If CES is any indication of trends in the consumer electronics market--and quite obviously it is--Apple has a lot of work to do. Instead of partnering with a host of other companies the way Microsoft has, Apple has partially opened the gates to its proprietary technology only to select companies such as HP and Motorola. By going it alone, Apple has guaranteed that it will reap the short-term rewards of the iPod's success, but questions remain about the company's long-term viability, especially given the similarities between Apple's iPod strategy and its failed Mac strategy.

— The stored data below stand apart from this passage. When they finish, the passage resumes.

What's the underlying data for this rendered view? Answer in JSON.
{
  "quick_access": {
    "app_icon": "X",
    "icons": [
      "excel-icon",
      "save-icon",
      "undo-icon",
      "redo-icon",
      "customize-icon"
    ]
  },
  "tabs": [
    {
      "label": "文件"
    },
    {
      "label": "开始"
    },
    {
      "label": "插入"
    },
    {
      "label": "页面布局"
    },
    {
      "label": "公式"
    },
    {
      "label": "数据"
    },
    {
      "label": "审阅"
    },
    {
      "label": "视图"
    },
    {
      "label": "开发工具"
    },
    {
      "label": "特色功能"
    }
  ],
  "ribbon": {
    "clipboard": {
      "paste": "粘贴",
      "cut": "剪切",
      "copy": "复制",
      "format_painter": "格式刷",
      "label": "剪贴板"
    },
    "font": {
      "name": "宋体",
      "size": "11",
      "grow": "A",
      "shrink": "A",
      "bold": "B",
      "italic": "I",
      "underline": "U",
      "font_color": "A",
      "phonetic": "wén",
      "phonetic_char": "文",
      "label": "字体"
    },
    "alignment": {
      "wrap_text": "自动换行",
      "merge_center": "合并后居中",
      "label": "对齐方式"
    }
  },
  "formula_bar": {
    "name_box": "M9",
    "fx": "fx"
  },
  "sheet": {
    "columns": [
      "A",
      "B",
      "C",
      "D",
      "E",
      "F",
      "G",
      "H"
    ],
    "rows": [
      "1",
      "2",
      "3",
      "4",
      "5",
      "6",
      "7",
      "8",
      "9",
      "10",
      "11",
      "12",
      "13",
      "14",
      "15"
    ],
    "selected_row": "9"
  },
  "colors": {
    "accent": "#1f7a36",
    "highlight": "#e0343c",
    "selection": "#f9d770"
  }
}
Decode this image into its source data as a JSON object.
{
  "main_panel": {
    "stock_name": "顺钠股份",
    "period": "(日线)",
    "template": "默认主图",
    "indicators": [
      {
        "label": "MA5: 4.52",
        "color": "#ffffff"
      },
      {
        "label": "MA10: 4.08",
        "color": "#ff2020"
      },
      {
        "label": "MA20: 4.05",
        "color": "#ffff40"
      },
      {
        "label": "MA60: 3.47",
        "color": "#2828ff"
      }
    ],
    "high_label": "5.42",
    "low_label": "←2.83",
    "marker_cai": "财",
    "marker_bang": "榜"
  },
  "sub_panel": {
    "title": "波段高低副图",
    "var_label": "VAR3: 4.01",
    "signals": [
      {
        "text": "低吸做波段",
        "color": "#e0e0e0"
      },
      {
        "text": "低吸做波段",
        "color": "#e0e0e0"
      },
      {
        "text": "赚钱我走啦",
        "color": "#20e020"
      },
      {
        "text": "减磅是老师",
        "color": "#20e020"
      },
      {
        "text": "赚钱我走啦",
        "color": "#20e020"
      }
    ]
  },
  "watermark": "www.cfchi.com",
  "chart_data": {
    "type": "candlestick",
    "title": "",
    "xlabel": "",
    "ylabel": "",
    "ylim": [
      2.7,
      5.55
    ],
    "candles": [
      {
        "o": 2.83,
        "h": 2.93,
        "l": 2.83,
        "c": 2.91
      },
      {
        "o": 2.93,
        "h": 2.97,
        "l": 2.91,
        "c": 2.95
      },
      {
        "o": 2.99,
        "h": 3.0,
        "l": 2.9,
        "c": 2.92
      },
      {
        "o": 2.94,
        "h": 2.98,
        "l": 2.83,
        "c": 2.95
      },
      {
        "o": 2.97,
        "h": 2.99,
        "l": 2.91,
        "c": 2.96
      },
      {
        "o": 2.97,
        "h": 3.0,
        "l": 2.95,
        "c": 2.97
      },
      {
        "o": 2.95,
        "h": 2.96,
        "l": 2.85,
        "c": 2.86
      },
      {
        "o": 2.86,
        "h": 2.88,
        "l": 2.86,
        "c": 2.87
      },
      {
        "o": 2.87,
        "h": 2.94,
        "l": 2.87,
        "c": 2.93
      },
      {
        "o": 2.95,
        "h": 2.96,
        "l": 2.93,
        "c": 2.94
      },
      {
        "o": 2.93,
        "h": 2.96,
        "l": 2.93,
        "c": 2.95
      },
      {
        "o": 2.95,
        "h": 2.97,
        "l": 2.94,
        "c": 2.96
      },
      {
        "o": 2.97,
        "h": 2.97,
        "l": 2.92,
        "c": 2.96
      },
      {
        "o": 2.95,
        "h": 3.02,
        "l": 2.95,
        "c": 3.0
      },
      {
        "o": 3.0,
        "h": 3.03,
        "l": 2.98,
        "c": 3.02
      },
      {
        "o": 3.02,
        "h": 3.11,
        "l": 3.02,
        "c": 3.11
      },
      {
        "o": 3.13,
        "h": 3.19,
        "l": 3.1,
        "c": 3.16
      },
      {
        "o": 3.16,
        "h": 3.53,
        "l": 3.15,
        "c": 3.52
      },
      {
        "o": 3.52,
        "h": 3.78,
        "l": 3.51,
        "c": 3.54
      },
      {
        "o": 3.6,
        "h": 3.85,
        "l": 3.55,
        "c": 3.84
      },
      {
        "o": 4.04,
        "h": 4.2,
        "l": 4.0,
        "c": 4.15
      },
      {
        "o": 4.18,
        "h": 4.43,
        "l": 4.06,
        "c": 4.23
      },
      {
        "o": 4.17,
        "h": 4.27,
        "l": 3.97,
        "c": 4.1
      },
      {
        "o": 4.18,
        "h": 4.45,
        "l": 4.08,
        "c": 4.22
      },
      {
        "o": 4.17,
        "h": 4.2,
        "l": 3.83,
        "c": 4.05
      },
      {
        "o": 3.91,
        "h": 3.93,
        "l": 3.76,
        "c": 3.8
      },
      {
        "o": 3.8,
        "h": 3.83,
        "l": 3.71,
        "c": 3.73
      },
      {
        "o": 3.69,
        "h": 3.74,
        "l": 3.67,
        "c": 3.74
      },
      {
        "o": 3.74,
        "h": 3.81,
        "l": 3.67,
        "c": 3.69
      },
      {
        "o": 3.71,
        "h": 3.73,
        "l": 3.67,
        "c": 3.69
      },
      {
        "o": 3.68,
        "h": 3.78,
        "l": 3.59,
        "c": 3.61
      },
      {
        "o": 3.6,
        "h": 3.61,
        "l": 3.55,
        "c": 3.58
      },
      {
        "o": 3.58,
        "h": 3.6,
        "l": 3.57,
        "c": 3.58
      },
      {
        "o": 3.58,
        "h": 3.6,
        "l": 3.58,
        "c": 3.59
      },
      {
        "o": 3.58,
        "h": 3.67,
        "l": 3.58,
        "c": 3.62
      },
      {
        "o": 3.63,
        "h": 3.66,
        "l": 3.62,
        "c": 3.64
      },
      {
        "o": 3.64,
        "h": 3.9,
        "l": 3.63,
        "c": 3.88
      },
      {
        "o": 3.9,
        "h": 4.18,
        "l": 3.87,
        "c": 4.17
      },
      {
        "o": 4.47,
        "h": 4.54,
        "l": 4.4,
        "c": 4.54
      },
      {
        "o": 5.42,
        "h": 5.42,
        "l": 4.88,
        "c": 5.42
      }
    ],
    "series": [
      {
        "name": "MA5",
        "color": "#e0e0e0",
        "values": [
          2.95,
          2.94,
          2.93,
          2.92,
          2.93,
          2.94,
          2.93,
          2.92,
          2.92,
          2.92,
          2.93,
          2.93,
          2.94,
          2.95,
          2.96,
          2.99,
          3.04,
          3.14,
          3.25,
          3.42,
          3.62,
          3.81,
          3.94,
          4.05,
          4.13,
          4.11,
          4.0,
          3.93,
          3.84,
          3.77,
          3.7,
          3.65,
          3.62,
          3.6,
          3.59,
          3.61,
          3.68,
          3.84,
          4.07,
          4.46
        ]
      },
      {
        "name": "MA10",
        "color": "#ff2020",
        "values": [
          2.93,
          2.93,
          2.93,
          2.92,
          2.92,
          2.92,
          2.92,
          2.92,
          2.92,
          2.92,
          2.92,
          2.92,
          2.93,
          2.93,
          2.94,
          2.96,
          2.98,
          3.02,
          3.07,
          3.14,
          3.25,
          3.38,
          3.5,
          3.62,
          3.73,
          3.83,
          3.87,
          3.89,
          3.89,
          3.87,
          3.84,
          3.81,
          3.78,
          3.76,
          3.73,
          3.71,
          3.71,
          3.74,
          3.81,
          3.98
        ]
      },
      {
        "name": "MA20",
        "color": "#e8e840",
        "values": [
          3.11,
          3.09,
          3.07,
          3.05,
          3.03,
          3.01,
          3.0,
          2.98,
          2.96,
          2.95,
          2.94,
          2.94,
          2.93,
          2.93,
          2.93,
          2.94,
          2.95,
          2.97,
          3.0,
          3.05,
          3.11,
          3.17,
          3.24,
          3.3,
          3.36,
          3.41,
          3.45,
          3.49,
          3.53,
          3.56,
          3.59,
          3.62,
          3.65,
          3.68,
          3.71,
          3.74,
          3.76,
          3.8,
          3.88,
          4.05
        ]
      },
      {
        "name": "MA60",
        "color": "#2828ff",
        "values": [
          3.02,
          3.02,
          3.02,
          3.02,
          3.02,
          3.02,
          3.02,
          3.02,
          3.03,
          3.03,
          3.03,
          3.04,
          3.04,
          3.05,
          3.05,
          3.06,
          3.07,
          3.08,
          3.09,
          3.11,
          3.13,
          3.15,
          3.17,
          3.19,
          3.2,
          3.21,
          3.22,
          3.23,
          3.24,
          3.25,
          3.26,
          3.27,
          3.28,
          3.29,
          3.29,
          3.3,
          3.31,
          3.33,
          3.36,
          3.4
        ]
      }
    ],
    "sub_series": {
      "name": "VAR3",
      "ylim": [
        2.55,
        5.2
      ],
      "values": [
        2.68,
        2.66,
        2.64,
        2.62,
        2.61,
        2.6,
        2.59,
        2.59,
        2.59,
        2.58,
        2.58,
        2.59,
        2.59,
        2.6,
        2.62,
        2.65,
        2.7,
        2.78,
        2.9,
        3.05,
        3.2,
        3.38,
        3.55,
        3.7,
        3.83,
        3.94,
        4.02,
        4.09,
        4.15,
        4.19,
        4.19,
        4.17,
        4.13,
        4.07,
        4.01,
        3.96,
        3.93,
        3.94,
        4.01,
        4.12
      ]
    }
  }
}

Meanwhile, Microsoft has even started to court its competition. At CES 2005, the software giant announced a partnership with TiVo, the leading digital video recording (DVR) company, which makes a product that competes with Microsoft's Media Center PCs and Windows XP Media Center Edition (XP MCE). In addition, Microsoft is partnering with a variety of online music and video stores that compete with its own services.
Will Apple announce similar partnerships this week and extend the iPod's reach? Perhaps. Either strategy change would certainly have farther-reaching consequences than yet another iMac. And given Apple's past MacWorld performances, I think it's safe to say that we can expect something a lot more exciting than an underpowered computer.